The company noted that tax rebates of approximately $28m in respect of net 2025 expenditure is paid in December 2026.
Adjusted net debt totalled approximately $81m, net of the carrying $280m outstanding bond debt.
Actual production for 2025 averaged 9,000 barrels of oil equivalent per day, which was the top end of Kistos’ 8,000 – 9,000 boepd guidance.
The Oman transaction, due to complete this quarter and effective from 1 January 2025, is set to add 25.6 million barrels of oil equivalent of 2P reserves net to Kistos, based on the operator’s estimate.
Kistos said that proforma guidance for 2026 remained at 19,000 to 21,000 boepd.
The group currently holds a 10% non-operated interest in six production licences in the Balder Area in the Norwegian central North Sea, and a 60% operated interest in five production licences and eight exploration licences, offshore the Netherlands.
Kistos additionally has 20 to 33% non-operated interest in three licences in the Greater Laggan Area, 125 miles northwest of the Shetland Islands.

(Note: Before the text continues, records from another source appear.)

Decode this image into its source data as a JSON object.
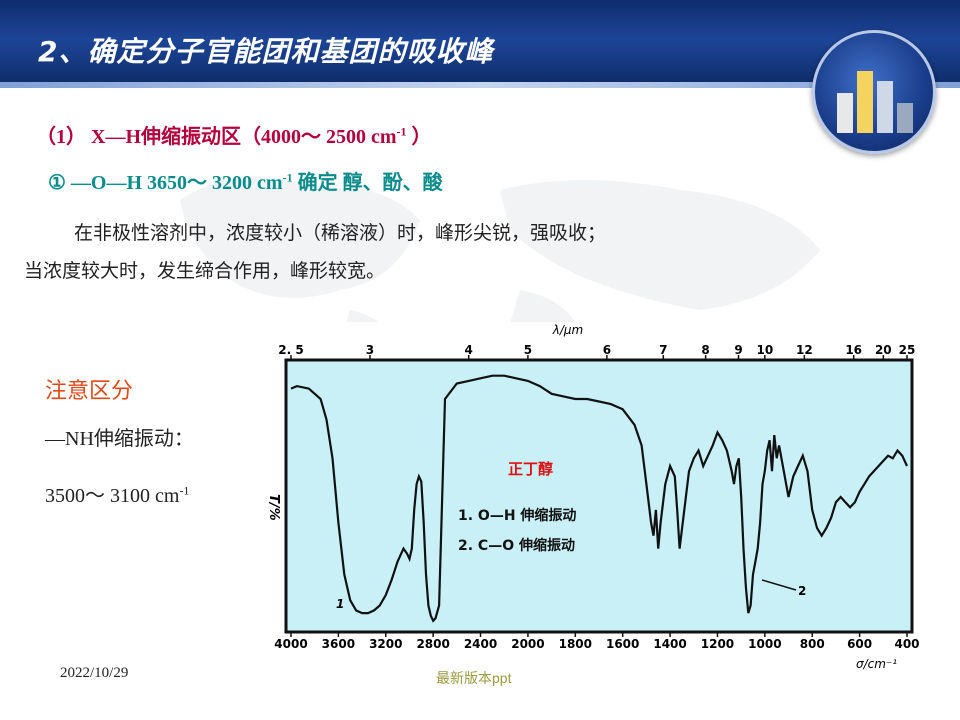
{
  "slide": {
    "title": "2、确定分子官能团和基团的吸收峰",
    "section": "（1） X—H伸缩振动区（4000～  2500 cm",
    "section_sup": "-1",
    "section_end": " ）",
    "oh_line": "①    —O—H     3650～  3200 cm",
    "oh_sup": "-1",
    "oh_end": "   确定   醇、酚、酸",
    "para1": "在非极性溶剂中，浓度较小（稀溶液）时，峰形尖锐，强吸收；",
    "para2": "当浓度较大时，发生缔合作用，峰形较宽。",
    "note_title": "注意区分",
    "nh_label": "—NH伸缩振动：",
    "nh_range": "3500～  3100 cm",
    "nh_sup": "-1",
    "date": "2022/10/29",
    "footer": "最新版本ppt"
  },
  "colors": {
    "banner": "#1d4597",
    "section_text": "#b3003c",
    "oh_text": "#0b8c8c",
    "note_text": "#e04a1a",
    "plot_bg": "#c8f0f6",
    "spectrum_line": "#111111",
    "annotation_red": "#e01010"
  },
  "chart_data": {
    "type": "line",
    "title": "正丁醇",
    "xlabel": "σ/cm⁻¹",
    "top_axis_label": "λ/μm",
    "ylabel": "T/%",
    "x_ticks": [
      4000,
      3600,
      3200,
      2800,
      2400,
      2000,
      1800,
      1600,
      1400,
      1200,
      1000,
      800,
      600,
      400
    ],
    "x_tick_labels": [
      "4000",
      "3600",
      "3200",
      "2800",
      "2400",
      "2000",
      "1800",
      "1600",
      "1400",
      "1200",
      "1000",
      "800",
      "600",
      "400"
    ],
    "top_ticks": [
      2.5,
      3,
      4,
      5,
      6,
      7,
      8,
      9,
      10,
      12,
      16,
      20,
      25
    ],
    "top_tick_labels": [
      "2. 5",
      "3",
      "4",
      "5",
      "6",
      "7",
      "8",
      "9",
      "10",
      "12",
      "16",
      "20",
      "25"
    ],
    "ylim": [
      0,
      100
    ],
    "legend": [
      "1. O—H 伸缩振动",
      "2. C—O 伸缩振动"
    ],
    "annotations": [
      "1",
      "2"
    ],
    "series": [
      {
        "x": [
          4000,
          3950,
          3850,
          3750,
          3700,
          3650,
          3600,
          3550,
          3500,
          3450,
          3400,
          3350,
          3300,
          3250,
          3200,
          3150,
          3100,
          3050,
          3020,
          3000,
          2980,
          2960,
          2940,
          2920,
          2900,
          2880,
          2860,
          2840,
          2820,
          2800,
          2780,
          2750,
          2700,
          2600,
          2500,
          2400,
          2300,
          2200,
          2100,
          2000,
          1950,
          1900,
          1850,
          1800,
          1750,
          1700,
          1650,
          1600,
          1550,
          1520,
          1500,
          1480,
          1470,
          1460,
          1450,
          1440,
          1420,
          1400,
          1380,
          1370,
          1360,
          1340,
          1320,
          1300,
          1280,
          1260,
          1240,
          1220,
          1200,
          1180,
          1160,
          1140,
          1130,
          1120,
          1110,
          1100,
          1090,
          1080,
          1070,
          1060,
          1050,
          1040,
          1030,
          1020,
          1010,
          1000,
          990,
          980,
          970,
          960,
          950,
          940,
          920,
          900,
          880,
          860,
          840,
          820,
          800,
          780,
          760,
          740,
          720,
          700,
          680,
          660,
          640,
          620,
          600,
          580,
          560,
          540,
          520,
          500,
          480,
          460,
          440,
          420,
          400
        ],
        "y": [
          92,
          93,
          92,
          88,
          80,
          65,
          40,
          20,
          10,
          6,
          5,
          5,
          6,
          8,
          12,
          18,
          25,
          30,
          28,
          26,
          30,
          45,
          55,
          58,
          56,
          40,
          20,
          8,
          4,
          2,
          3,
          8,
          88,
          94,
          95,
          96,
          97,
          97,
          96,
          95,
          93,
          90,
          89,
          88,
          88,
          87,
          86,
          84,
          78,
          70,
          55,
          40,
          35,
          45,
          30,
          40,
          55,
          62,
          58,
          45,
          30,
          45,
          60,
          65,
          68,
          62,
          66,
          70,
          75,
          72,
          68,
          60,
          55,
          62,
          65,
          50,
          30,
          15,
          5,
          8,
          20,
          25,
          30,
          40,
          55,
          60,
          68,
          72,
          60,
          74,
          65,
          70,
          60,
          50,
          58,
          62,
          66,
          60,
          45,
          38,
          35,
          38,
          42,
          48,
          50,
          48,
          46,
          48,
          52,
          55,
          58,
          60,
          62,
          64,
          66,
          65,
          68,
          66,
          62
        ]
      }
    ]
  }
}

Executive chairman Andrew Austin added: “We successfully executed on all four of our stated priorities: achieving Balder Future first oil, meeting the higher end of our full-year production guidance (8,000-9,000 boepd), continuing to convert 2C resources to 2P reserves, and executing a value-accretive M&A transaction while continuing to invest in our existing asset base.
“Our balance sheet strength is underpinned by our ability to fund further growth opportunities, maintain flexibility, and continue to enhance shareholder value.”